Ord River Irrigation Scheme
オード川灌漑計画
オード川を利用して、かつては無人だった広大なキンバリー地域の大部分を灌漑する計画で、莫大な費用がかかったために論争を引き起こした。
オード川流域は、雨季になると45,000平方キロメートルが冠水にする、世界でも最大級の洪水地帯であった。川の灌漑潜在能力は、1939年にファイフの王立調査委員会によって確認され、日本の攻撃は灌漑計画の推進に政治的動機を与えた。計画の実行可能性調査によって、西オーストラリア政府は確信を持ち、1959年の連邦政府の援助の決定によって、第1段階のカナナラ貯水ダムの建設は容易になった。このダムは1963年に灌漑を開始し、1972年には第2段階のオーストラリア最大の人工湖を持つオード川ダムが完成した。これによってKings in Grass Castleで有名なドュラック家が所有していたアーガイル牧場が湖底に沈んだを含むものであった。
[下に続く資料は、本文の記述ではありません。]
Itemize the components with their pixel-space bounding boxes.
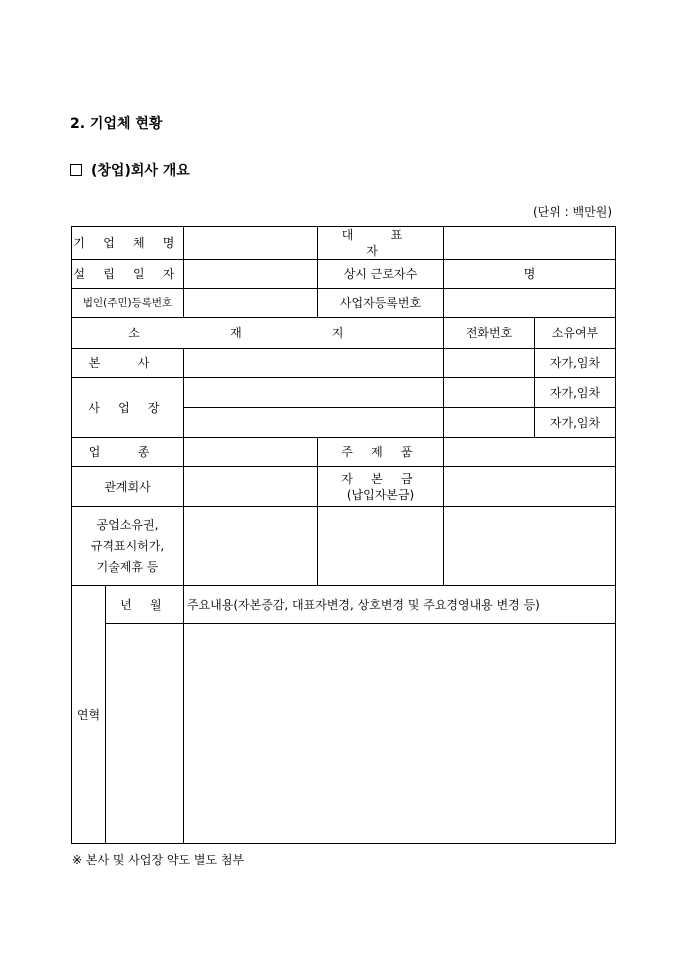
employees-field[interactable]: 명 [444,260,616,289]
table-row [72,624,616,844]
year-month-header: 년 월 [106,586,184,624]
table-row [72,318,616,349]
checkbox-square-icon[interactable] [70,164,82,176]
table-row [72,586,616,624]
company-overview-table [71,226,616,844]
history-content-field[interactable] [184,624,616,844]
ip-label-line1: 공업소유권, [96,517,159,532]
ip-field-1[interactable] [184,507,318,586]
business-registration-label: 사업자등록번호 [318,289,444,318]
capital-label [318,467,444,507]
worksite-ownership-1[interactable]: 자가,임차 [535,378,616,408]
corp-registration-label: 법인(주민)등록번호 [72,289,184,318]
ip-field-2[interactable] [318,507,444,586]
company-name-field[interactable] [184,227,318,260]
subsection-title: (창업)회사 개요 [91,163,190,179]
industry-label: 업 종 [72,438,184,467]
representative-label: 대 표 자 [318,227,444,260]
headquarters-label: 본 사 [72,349,184,378]
company-name-label: 기 업 체 명 [72,227,184,260]
worksite-address-field-2[interactable] [184,408,444,438]
table-row [72,378,616,408]
worksite-address-field-1[interactable] [184,378,444,408]
headquarters-ownership[interactable]: 자가,임차 [535,349,616,378]
main-product-label: 주 제 품 [318,438,444,467]
table-row [72,289,616,318]
table-row [72,467,616,507]
worksite-phone-field-1[interactable] [444,378,535,408]
industry-field[interactable] [184,438,318,467]
representative-field[interactable] [444,227,616,260]
employees-label: 상시 근로자수 [318,260,444,289]
capital-label-line2: (납입자본금) [346,487,415,502]
history-year-month-field[interactable] [106,624,184,844]
capital-field[interactable] [444,467,616,507]
subsection-heading [70,160,190,180]
main-product-field[interactable] [444,438,616,467]
table-row [72,507,616,586]
footnote: ※ 본사 및 사업장 약도 별도 첨부 [72,853,245,867]
ip-field-3[interactable] [444,507,616,586]
ip-label-line3: 기술제휴 등 [96,559,159,574]
phone-header: 전화번호 [444,318,535,349]
location-header: 소 재 지 [72,318,444,349]
unit-label: (단위 : 백만원) [533,205,612,219]
affiliate-field[interactable] [184,467,318,507]
established-date-field[interactable] [184,260,318,289]
ip-label [72,507,184,586]
main-content-header: 주요내용(자본증감, 대표자변경, 상호변경 및 주요경영내용 변경 등) [184,586,616,624]
corp-registration-field[interactable] [184,289,318,318]
capital-label-line1: 자 본 금 [341,471,420,486]
headquarters-address-field[interactable] [184,349,444,378]
established-date-label: 설 립 일 자 [72,260,184,289]
business-registration-field[interactable] [444,289,616,318]
section-title: 2. 기업체 현황 [70,116,163,132]
worksite-phone-field-2[interactable] [444,408,535,438]
ip-label-line2: 규격표시허가, [90,538,165,553]
table-row [72,227,616,260]
headquarters-phone-field[interactable] [444,349,535,378]
worksite-ownership-2[interactable]: 자가,임차 [535,408,616,438]
table-row [72,260,616,289]
worksite-label: 사 업 장 [72,378,184,438]
history-label: 연혁 [72,586,106,844]
ownership-header: 소유여부 [535,318,616,349]
affiliate-label: 관계회사 [72,467,184,507]
table-row [72,438,616,467]
table-row [72,349,616,378]
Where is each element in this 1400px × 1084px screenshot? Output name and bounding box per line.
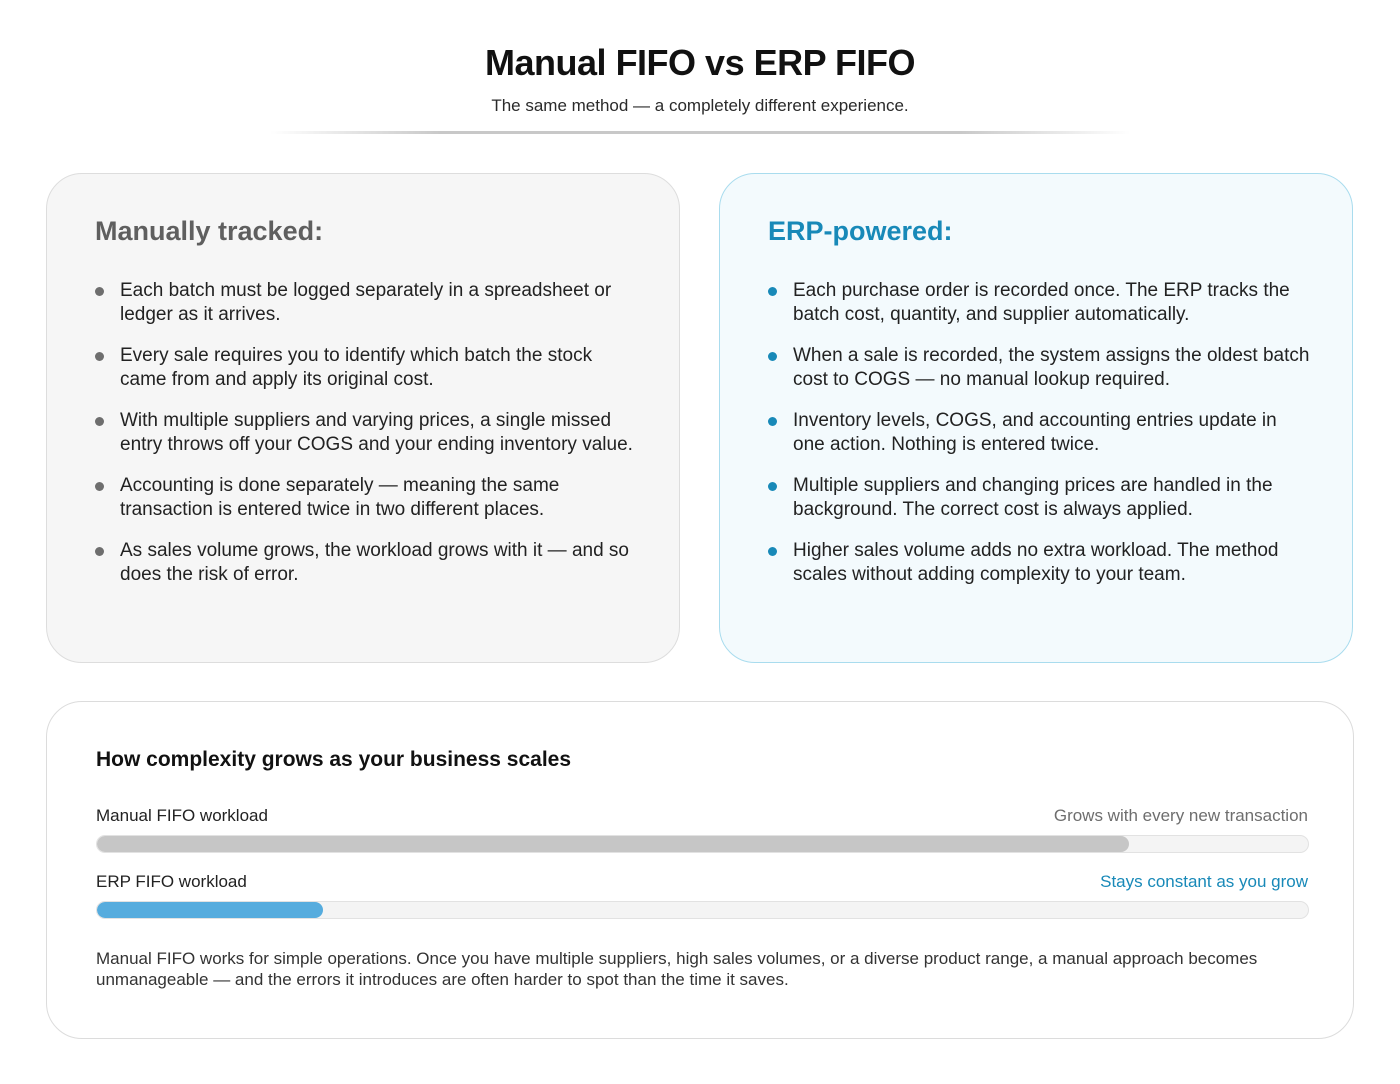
bullet-dot-icon xyxy=(768,482,777,491)
erp-workload-note: Stays constant as you grow xyxy=(1100,872,1308,891)
erp-bullet-text: Multiple suppliers and changing prices are handled in the background. The correct cost is always applied. xyxy=(793,475,1273,520)
scale-card-title: How complexity grows as your business scales xyxy=(96,748,572,771)
erp-bullet-text: Each purchase order is recorded once. The ERP tracks the batch cost, quantity, and supplier automatically. xyxy=(793,280,1290,325)
manual-bullet xyxy=(95,279,639,326)
bullet-dot-icon xyxy=(768,547,777,556)
manual-bullet-text: Every sale requires you to identify which batch the stock came from and apply its original cost. xyxy=(120,345,593,390)
bullet-dot-icon xyxy=(95,352,104,361)
erp-bullet-text: Inventory levels, COGS, and accounting entries update in one action. Nothing is entered twice. xyxy=(793,410,1277,455)
page-title: Manual FIFO vs ERP FIFO xyxy=(485,42,915,83)
manual-bullet-text: Accounting is done separately — meaning the same transaction is entered twice in two different places. xyxy=(120,475,560,520)
bullet-dot-icon xyxy=(95,417,104,426)
manual-workload-track xyxy=(96,835,1309,853)
header-divider xyxy=(270,131,1130,134)
erp-bullet xyxy=(768,409,1312,456)
erp-bullet-text: When a sale is recorded, the system assigns the oldest batch cost to COGS — no manual lookup required. xyxy=(793,345,1310,390)
erp-bullet xyxy=(768,539,1312,586)
manual-card xyxy=(46,173,680,663)
erp-workload-fill xyxy=(97,902,323,918)
manual-card-heading: Manually tracked: xyxy=(95,216,324,246)
bullet-dot-icon xyxy=(95,287,104,296)
page-subtitle: The same method — a completely different experience. xyxy=(491,96,909,115)
bullet-dot-icon xyxy=(768,352,777,361)
erp-bullet xyxy=(768,279,1312,326)
erp-bullet-text: Higher sales volume adds no extra workload. The method scales without adding complexity to your team. xyxy=(793,540,1279,585)
manual-bullet-text: As sales volume grows, the workload grows with it — and so does the risk of error. xyxy=(120,540,629,585)
manual-workload-note: Grows with every new transaction xyxy=(1053,806,1308,825)
manual-bullet xyxy=(95,409,639,456)
manual-bullet xyxy=(95,539,639,586)
erp-bullet xyxy=(768,474,1312,521)
bullet-dot-icon xyxy=(768,417,777,426)
erp-bullet xyxy=(768,344,1312,391)
manual-workload-label: Manual FIFO workload xyxy=(96,806,268,825)
scale-footnote: Manual FIFO works for simple operations. Once you have multiple suppliers, high sales volumes, or a diverse product range, a manual approach becomes unmanageable — and the errors it introduces are often harder to spot than the time it saves. xyxy=(96,949,1258,989)
manual-bullet xyxy=(95,344,639,391)
manual-bullet-list xyxy=(95,279,639,586)
manual-bullet-text: Each batch must be logged separately in a spreadsheet or ledger as it arrives. xyxy=(120,280,612,325)
manual-workload-fill xyxy=(97,836,1129,852)
erp-card-heading: ERP-powered: xyxy=(768,216,953,246)
manual-bullet-text: With multiple suppliers and varying prices, a single missed entry throws off your COGS and your ending inventory value. xyxy=(120,410,633,455)
erp-workload-label: ERP FIFO workload xyxy=(96,872,247,891)
erp-workload-track xyxy=(96,901,1309,919)
bullet-dot-icon xyxy=(768,287,777,296)
erp-card xyxy=(719,173,1353,663)
scale-card xyxy=(46,701,1354,1039)
erp-bullet-list xyxy=(768,279,1312,586)
manual-bullet xyxy=(95,474,639,521)
bullet-dot-icon xyxy=(95,547,104,556)
bullet-dot-icon xyxy=(95,482,104,491)
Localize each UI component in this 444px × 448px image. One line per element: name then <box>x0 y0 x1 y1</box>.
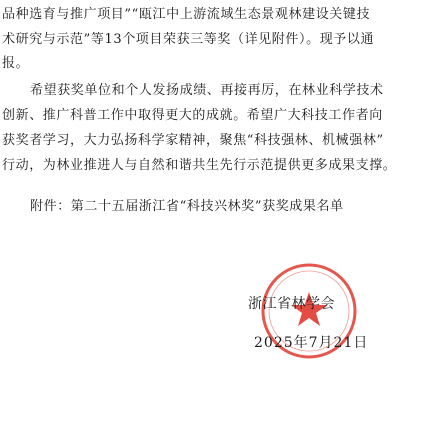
signature-date: 2025年7月21日 <box>254 335 369 351</box>
body-line-2: 术研究与示范”等13个项目荣获三等奖（详见附件）。现予以通 <box>2 32 375 47</box>
body-line-6: 获奖者学习，大力弘扬科学家精神，聚焦“科技强林、机械强林” <box>2 133 384 148</box>
body-line-7: 行动，为林业推进人与自然和谐共生先行示范提供更多成果支撑。 <box>2 158 397 173</box>
body-line-5: 创新、推广科普工作中取得更大的成就。希望广大科技工作者向 <box>2 108 383 123</box>
body-line-1: 品种选育与推广项目”“瓯江中上游流域生态景观林建设关键技 <box>2 7 371 22</box>
body-line-3: 报。 <box>2 56 30 71</box>
attachment-line: 附件：第二十五届浙江省“科技兴林奖”获奖成果名单 <box>30 199 344 214</box>
body-line-4: 希望获奖单位和个人发扬成绩、再接再厉，在林业科学技术 <box>30 83 384 98</box>
signature-org: 浙江省林学会 <box>248 296 335 312</box>
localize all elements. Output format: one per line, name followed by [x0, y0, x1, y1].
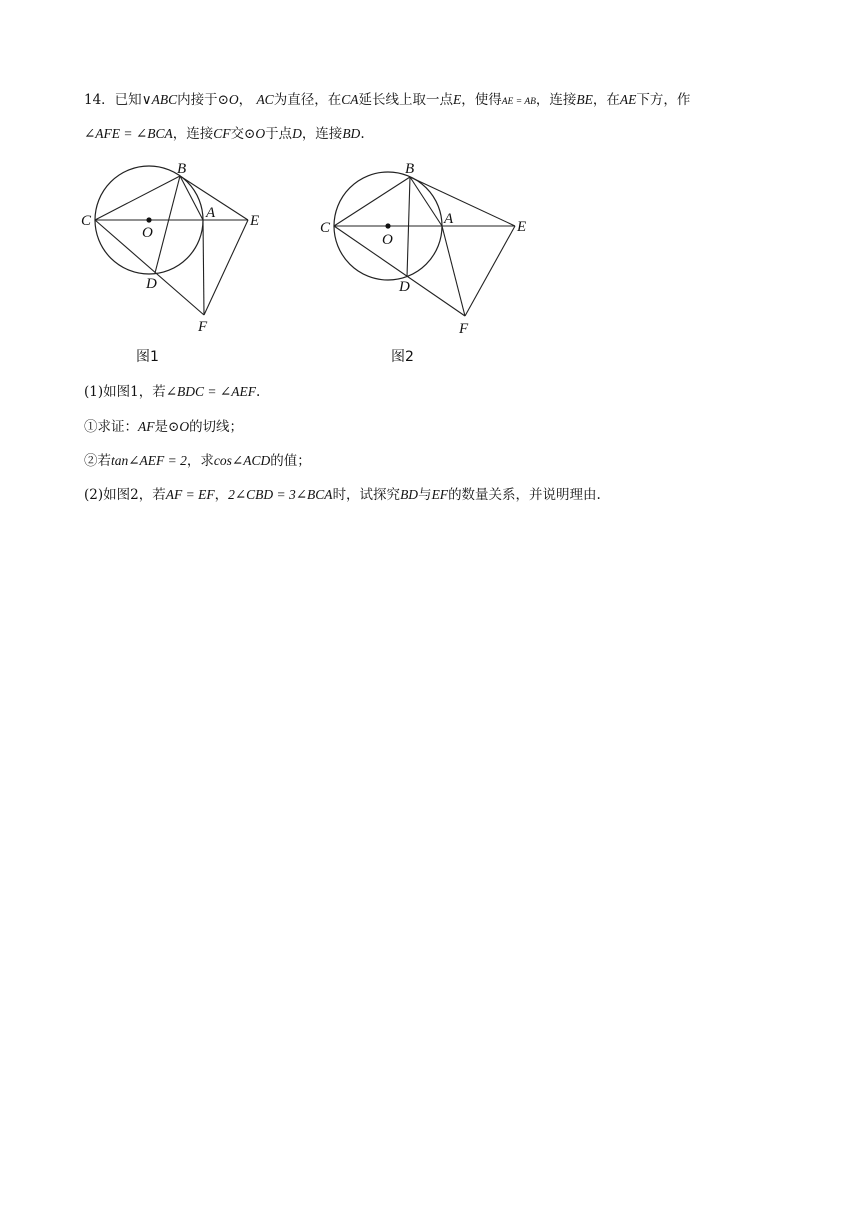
figure-2-caption: 图2 — [391, 349, 414, 365]
label-b: B — [177, 161, 187, 177]
part-1-question: (1)如图1，若∠BDC = ∠AEF. — [84, 384, 261, 400]
label-c: C — [320, 220, 331, 236]
problem-statement-line-1: 14．已知∨ABC内接于⊙O， AC为直径，在CA延长线上取一点E，使得AE = AB，连接BE，在AE下方，作 — [84, 92, 691, 108]
label-e: E — [517, 219, 527, 235]
problem-number: 14．已知 — [84, 92, 142, 108]
label-f: F — [459, 321, 469, 337]
part-1-subquestion-1: ①求证：AF是⊙O的切线； — [84, 419, 244, 435]
figure-1-caption: 图1 — [136, 349, 159, 365]
problem-statement-line-2: ∠AFE = ∠BCA，连接CF交⊙O于点D，连接BD. — [84, 126, 365, 142]
figure-2-geometry-diagram — [315, 155, 540, 340]
label-a: A — [444, 211, 454, 227]
center-point — [146, 217, 151, 222]
label-d: D — [399, 279, 410, 295]
center-point — [385, 223, 390, 228]
label-o: O — [382, 232, 393, 248]
label-c: C — [81, 213, 92, 229]
label-o: O — [142, 225, 153, 241]
label-b: B — [405, 161, 415, 177]
label-d: D — [146, 276, 157, 292]
label-a: A — [206, 205, 216, 221]
part-2-question: (2)如图2，若AF = EF，2∠CBD = 3∠BCA时，试探究BD与EF的数量关系，并说明理由. — [84, 487, 601, 503]
figure-1-geometry-diagram — [70, 155, 280, 340]
part-1-subquestion-2: ②若tan∠AEF = 2，求cos∠ACD的值； — [84, 453, 311, 469]
label-e: E — [250, 213, 260, 229]
label-f: F — [198, 319, 208, 335]
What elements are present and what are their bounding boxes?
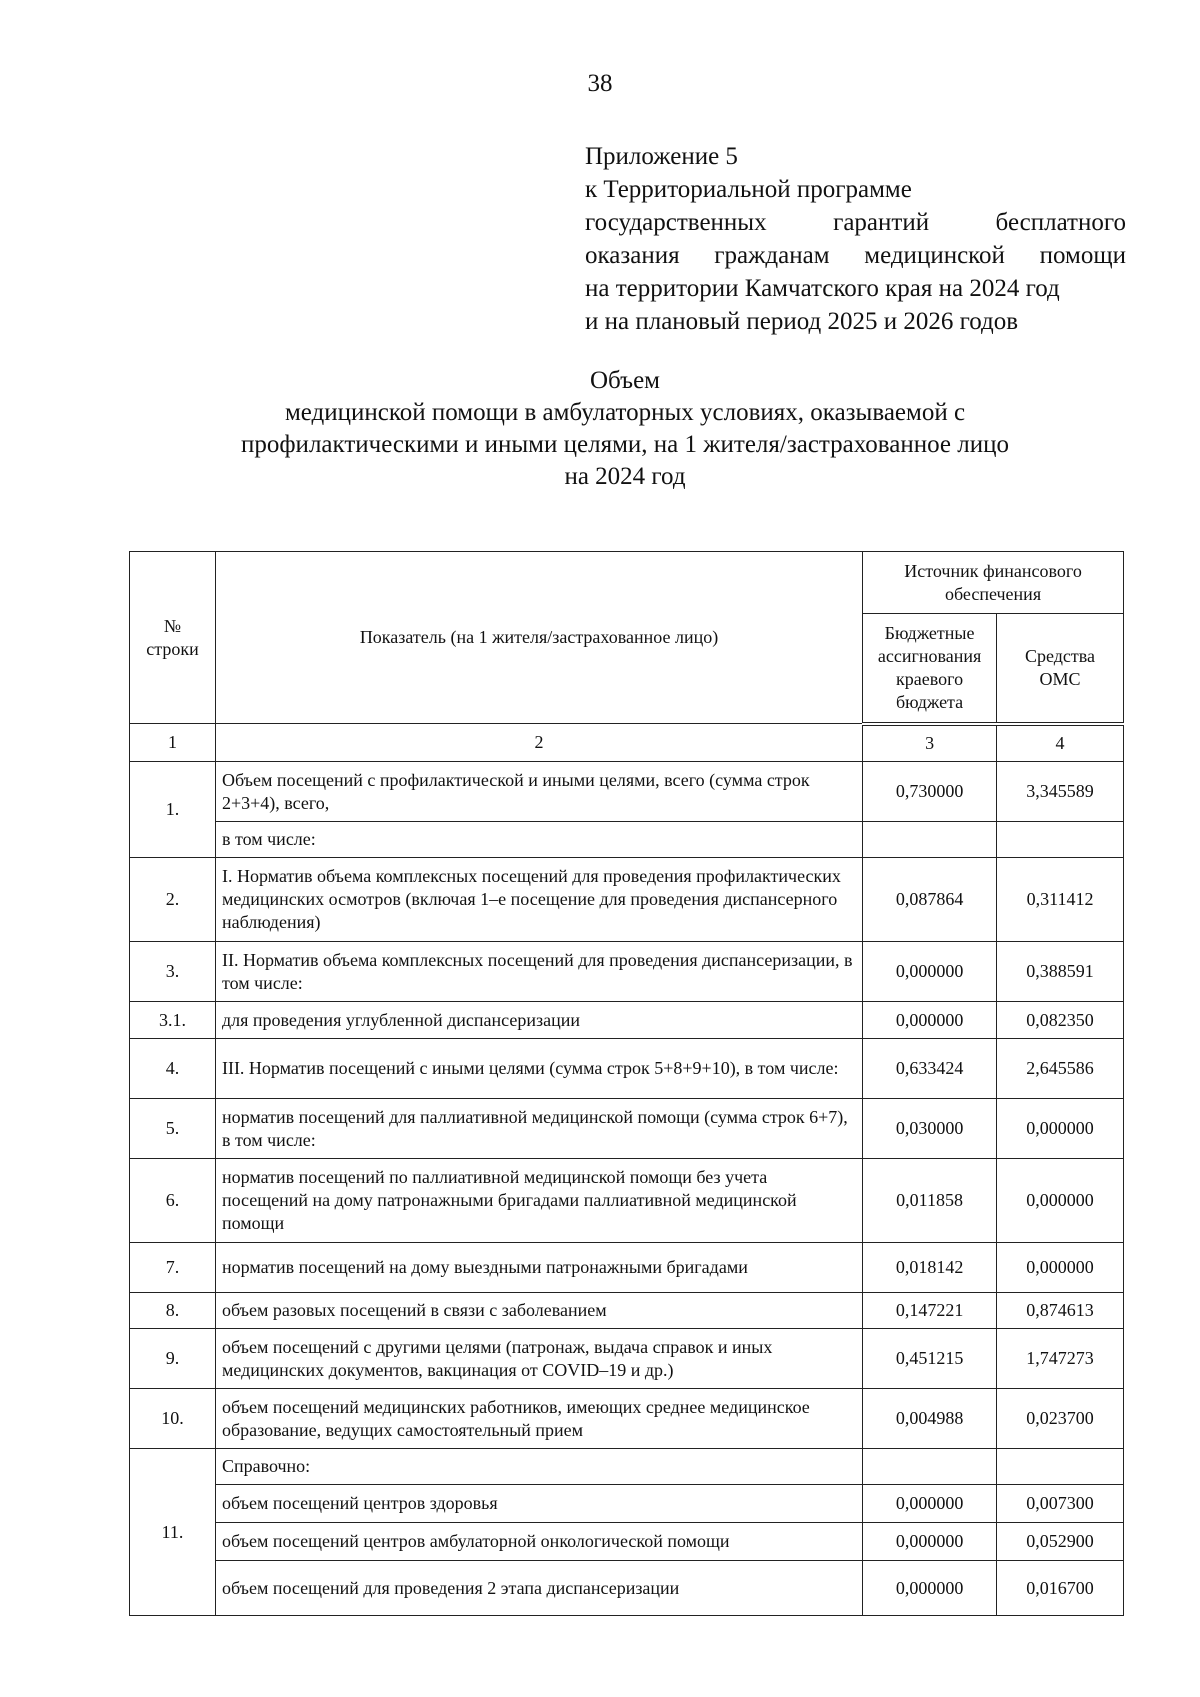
row-oms: 0,000000 [997, 1159, 1124, 1243]
row-indicator: объем посещений центров здоровья [215, 1485, 862, 1523]
row-oms: 0,874613 [997, 1293, 1124, 1329]
row-budget: 0,000000 [863, 942, 997, 1002]
row-budget: 0,451215 [863, 1329, 997, 1389]
row-budget: 0,633424 [863, 1039, 997, 1099]
row-oms: 0,000000 [997, 1243, 1124, 1293]
row-indicator: объем посещений медицинских работников, имеющих среднее медицинское образование, ведущих самостоятельный прием [215, 1389, 862, 1449]
row-oms: 1,747273 [997, 1329, 1124, 1389]
row-budget: 0,018142 [863, 1243, 997, 1293]
title-line: Объем [590, 367, 660, 394]
row-oms: 0,082350 [997, 1002, 1124, 1039]
row-indicator: объем разовых посещений в связи с заболеванием [215, 1293, 862, 1329]
row-oms: 2,645586 [997, 1039, 1124, 1099]
col-number: 4 [997, 724, 1124, 762]
row-number: 3.1. [130, 1002, 216, 1039]
appendix-line: государственных гарантий бесплатного [585, 209, 1126, 236]
row-number: 10. [130, 1389, 216, 1449]
row-budget: 0,000000 [863, 1002, 997, 1039]
row-number: 7. [130, 1243, 216, 1293]
row-budget: 0,000000 [863, 1523, 997, 1561]
appendix-header [585, 140, 1126, 338]
row-oms: 0,000000 [997, 1099, 1124, 1159]
row-indicator: III. Норматив посещений с иными целями (сумма строк 5+8+9+10), в том числе: [215, 1039, 862, 1099]
row-oms: 0,023700 [997, 1389, 1124, 1449]
row-number: 9. [130, 1329, 216, 1389]
header-row-no: № строки [130, 552, 216, 724]
appendix-line: Приложение 5 [585, 143, 738, 170]
document-title [130, 365, 1120, 493]
row-oms: 0,052900 [997, 1523, 1124, 1561]
row-budget: 0,030000 [863, 1099, 997, 1159]
col-number: 3 [863, 724, 997, 762]
row-number: 2. [130, 858, 216, 942]
row-number: 11. [130, 1449, 216, 1616]
header-indicator: Показатель (на 1 жителя/застрахованное лицо) [215, 552, 862, 724]
volume-table [129, 551, 1124, 1616]
row-indicator: норматив посещений для паллиативной медицинской помощи (сумма строк 6+7), в том числе: [215, 1099, 862, 1159]
title-line: профилактическими и иными целями, на 1 жителя/застрахованное лицо [240, 431, 1010, 458]
row-indicator: норматив посещений по паллиативной медицинской помощи без учета посещений на дому патронажными бригадами паллиативной медицинской помощи [215, 1159, 862, 1243]
row-indicator: объем посещений с другими целями (патронаж, выдача справок и иных медицинских документов, вакцинация от COVID–19 и др.) [215, 1329, 862, 1389]
appendix-line: на территории Камчатского края на 2024 год [585, 275, 1060, 302]
row-number: 3. [130, 942, 216, 1002]
row-oms: 3,345589 [997, 762, 1124, 822]
row-indicator: Объем посещений с профилактической и иными целями, всего (сумма строк 2+3+4), всего, [215, 762, 862, 822]
page-number: 38 [587, 70, 613, 97]
row-number: 1. [130, 762, 216, 858]
row-number: 6. [130, 1159, 216, 1243]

水力発電と、さらなる灌漑地域の拡大が計画されたが、主力であった綿花栽培に経費がかかりすぎることと、殺虫剤に効果が見られないこと、生産性と品質が落ち込んだことによって、1974年に計画は中止になった。亜鉛が欠乏していたので米の収穫は期待できず、ピーナツの収穫量は不安定だった。ベニバナの品質は低く、小麦と砂糖の栽培は商業的に成り立たなかった。政府の報告書であるAn Outline of the Ord Irrigation Project(1979)とOrd River Irrigation Area Review:1978(1979)は、この歴史を示している。B.R.デイヴィドソンは著書The Northern Myth(1972)のなかで、オード計画では政策が経済よりも優先していると批判し、スーザン・グラハム=テイラーはLessons from the Ord(1982)のなかで、調査は手遅れで、計画は競合する政府団体によって妨害されたと論じた。
1980年代の初めまでに、35の農場がモロコシ、大豆、米、トウモロコシ、バナナ、ヒマワリ、牧草などで商業利益をあげた。しかし、デイヴィドソンは、1億ドルの補助金が支払われたことを考えれば、政府が農家に生活費だけを支給して、オード川がそのまま海に流れるようにしておいた方が、安上がりであったろうと論じた。